At first glance this may seem to be an arrogant question so typical of management consultants. I ask it though in all humility because I’m concerned about recent emphases in our troubled world economy and also some of the broad assumptions that we may all be making.

Events in the European Economic Community appear to be somewhat remote from us in North America and yet every pundit is telling us we should be directly concerned. We may be able to see with some clarity the mistakes that are being made in Greece, Italy, and Spain as well as in Germany, France and Britain. They are "us”!

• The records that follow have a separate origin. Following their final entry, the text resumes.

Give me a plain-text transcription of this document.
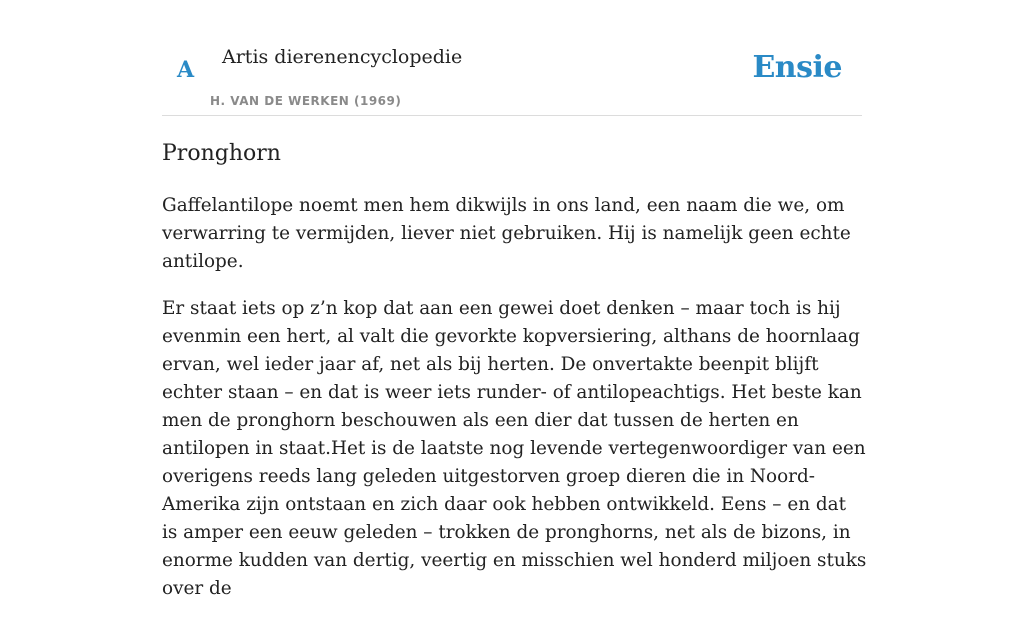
A Artis dierenencyclopedie
H. VAN DE WERKEN (1969)
Ensie
Pronghorn

Gaffelantilope noemt men hem dikwijls in ons land, een naam die we, om verwarring te vermijden, liever niet gebruiken. Hij is namelijk geen echte antilope.

Er staat iets op z’n kop dat aan een gewei doet denken – maar toch is hij evenmin een hert, al valt die gevorkte kopversiering, althans de hoornlaag ervan, wel ieder jaar af, net als bij herten. De onvertakte beenpit blijft echter staan – en dat is weer iets runder- of antilopeachtigs. Het beste kan men de pronghorn beschouwen als een dier dat tussen de herten en antilopen in staat.Het is de laatste nog levende vertegenwoordiger van een overigens reeds lang geleden uitgestorven groep dieren die in Noord-Amerika zijn ontstaan en zich daar ook hebben ontwikkeld. Eens – en dat is amper een eeuw geleden – trokken de pronghorns, net als de bizons, in enorme kudden van dertig, veertig en misschien wel honderd miljoen stuks over de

It’s obvious to some, if not many, that one reason the EEC was established was to level the economic disparities that have prevailed for much of history. This is good theory but it hasn’t worked out in practice. The ‘have’ countries are becoming even wealthier while the ‘have-nots’ are suffering and sliding into oblivion. Short-term bail-outs are not the answer, especially if the basic model is flawed, as it appears to be.

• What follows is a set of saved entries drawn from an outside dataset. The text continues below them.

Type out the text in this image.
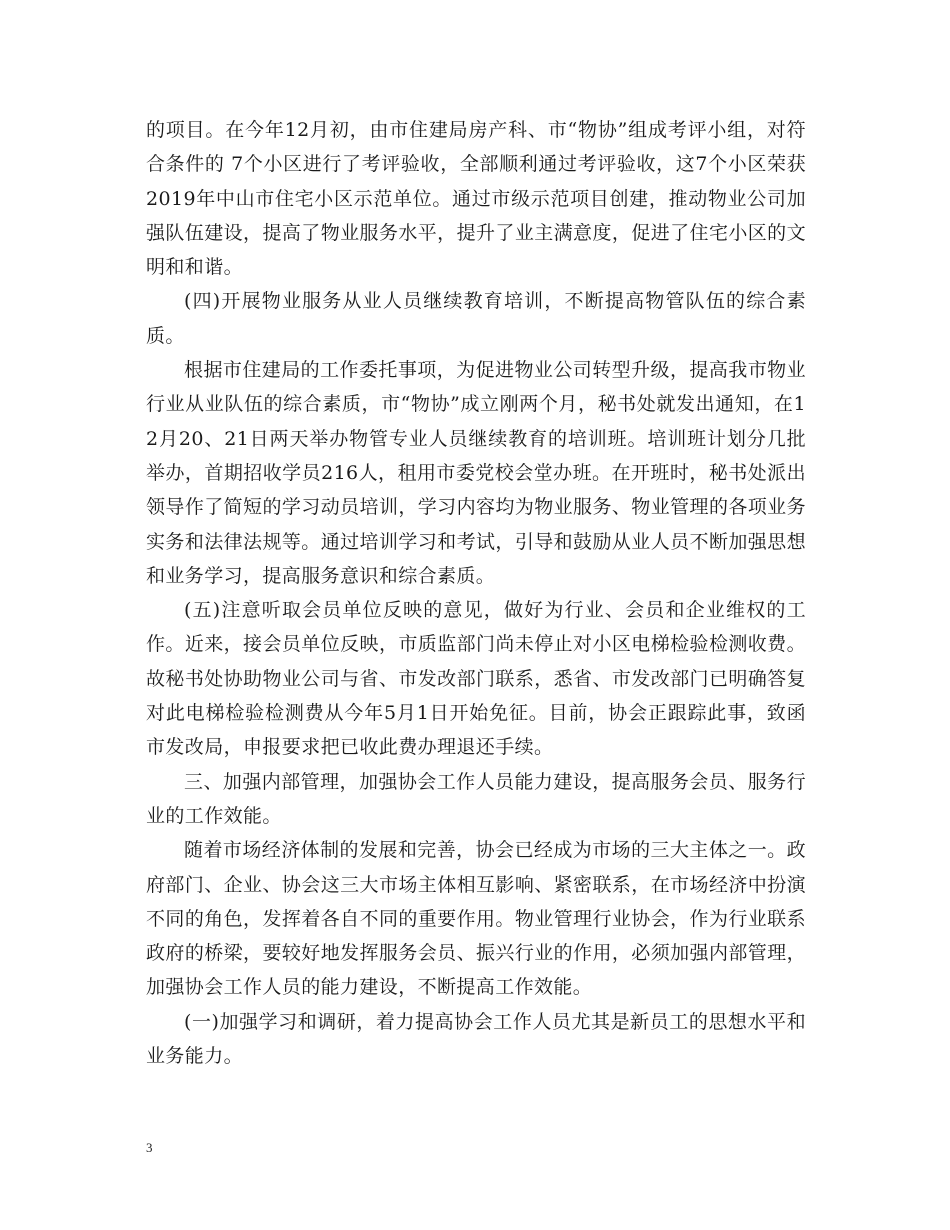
的项目。在今年12月初，由市住建局房产科、市“物协”组成考评小组，对符合条件的 7个小区进行了考评验收，全部顺利通过考评验收，这7个小区荣获2019年中山市住宅小区示范单位。通过市级示范项目创建，推动物业公司加强队伍建设，提高了物业服务水平，提升了业主满意度，促进了住宅小区的文明和和谐。

(四)开展物业服务从业人员继续教育培训，不断提高物管队伍的综合素质。

根据市住建局的工作委托事项，为促进物业公司转型升级，提高我市物业行业从业队伍的综合素质，市“物协”成立刚两个月，秘书处就发出通知，在12月20、21日两天举办物管专业人员继续教育的培训班。培训班计划分几批举办，首期招收学员216人，租用市委党校会堂办班。在开班时，秘书处派出领导作了简短的学习动员培训，学习内容均为物业服务、物业管理的各项业务实务和法律法规等。通过培训学习和考试，引导和鼓励从业人员不断加强思想和业务学习，提高服务意识和综合素质。

(五)注意听取会员单位反映的意见，做好为行业、会员和企业维权的工作。近来，接会员单位反映，市质监部门尚未停止对小区电梯检验检测收费。故秘书处协助物业公司与省、市发改部门联系，悉省、市发改部门已明确答复对此电梯检验检测费从今年5月1日开始免征。目前，协会正跟踪此事，致函市发改局，申报要求把已收此费办理退还手续。

三、加强内部管理，加强协会工作人员能力建设，提高服务会员、服务行业的工作效能。

随着市场经济体制的发展和完善，协会已经成为市场的三大主体之一。政府部门、企业、协会这三大市场主体相互影响、紧密联系，在市场经济中扮演不同的角色，发挥着各自不同的重要作用。物业管理行业协会，作为行业联系政府的桥梁，要较好地发挥服务会员、振兴行业的作用，必须加强内部管理，加强协会工作人员的能力建设，不断提高工作效能。

(一)加强学习和调研，着力提高协会工作人员尤其是新员工的思想水平和业务能力。

3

As a direct comparison, the same situation is manifest in our North American business model; we have relied largely on free enterprise to level our economy. When it fails to do so, we intervene with short-term solutions rather than test the underlying assumptions and reconfigure our longer-term, strategic intentions.

Yet, isn’t this the mandate we give our Boards of Directors and Executives — to test and prove our basic assumptions and steer us on a safe and sustainable course for a progressive future?

It seems to me that every performance incentive we apply to these august bodies is counterproductive. We expect them to run our businesses efficiently rather than effectively, to optimize current economic returns sometimes at the expense of longer-term social responsibilities, and to build organizations to return short-term benefits to selected stakeholders versus a balanced long-tern benefit to society.

Today’s business leaders are focused on fixing problems rather than encouraging innovative, strategic creations. That’s what we’re compensating and rewarding them for — quarterly or annual performance. Is this the best use of their undoubted talents?

The world today is in crisis. We need to challenge many, if not most, of our current assumptions about what makes good business and a good, sustainable society. Those best suited for this task are those who have direct awareness of the ranging complexities in our business economies.

There are a wide range of opinions at this level which is a great advantage for I’m convinced that no one person or group has all the right answers. Where we may be short though is in our ability to work collaboratively to find the answers. The question is, can we work together?

When I look at the power that certain business ‘interest’ groups can wield as they influence policy, I’m shocked and dismayed. The Oil & Gas Lobby, the Armaments Industries, the Financial Institutions and their paper wealth, among many others, worry the dickens out of me.

Am I alone? I think not!

This is a gigantic and perhaps unassailable issue but we are not powerless. All we need to do is begin to put our own houses in order, to manage our immediate businesses responsibly with long-term objectives in proper balance and to develop the next generation of business leaders with more expansive perspectives.

The economy, as well as society as a whole, is akin to an ocean liner; it’s moving forward with accumulated momentum or impetus and it can’t be turned on a dime. This is good news as well as bad. It means that we can put the right pressure on the helm and eventually it will come about to a more realistic heading. If we fail to exert the right pressure though, it will persist in the same course until we run aground.

As my sainted Scottish aunt used to say, It’s better to light one small candle than to curse the darkness!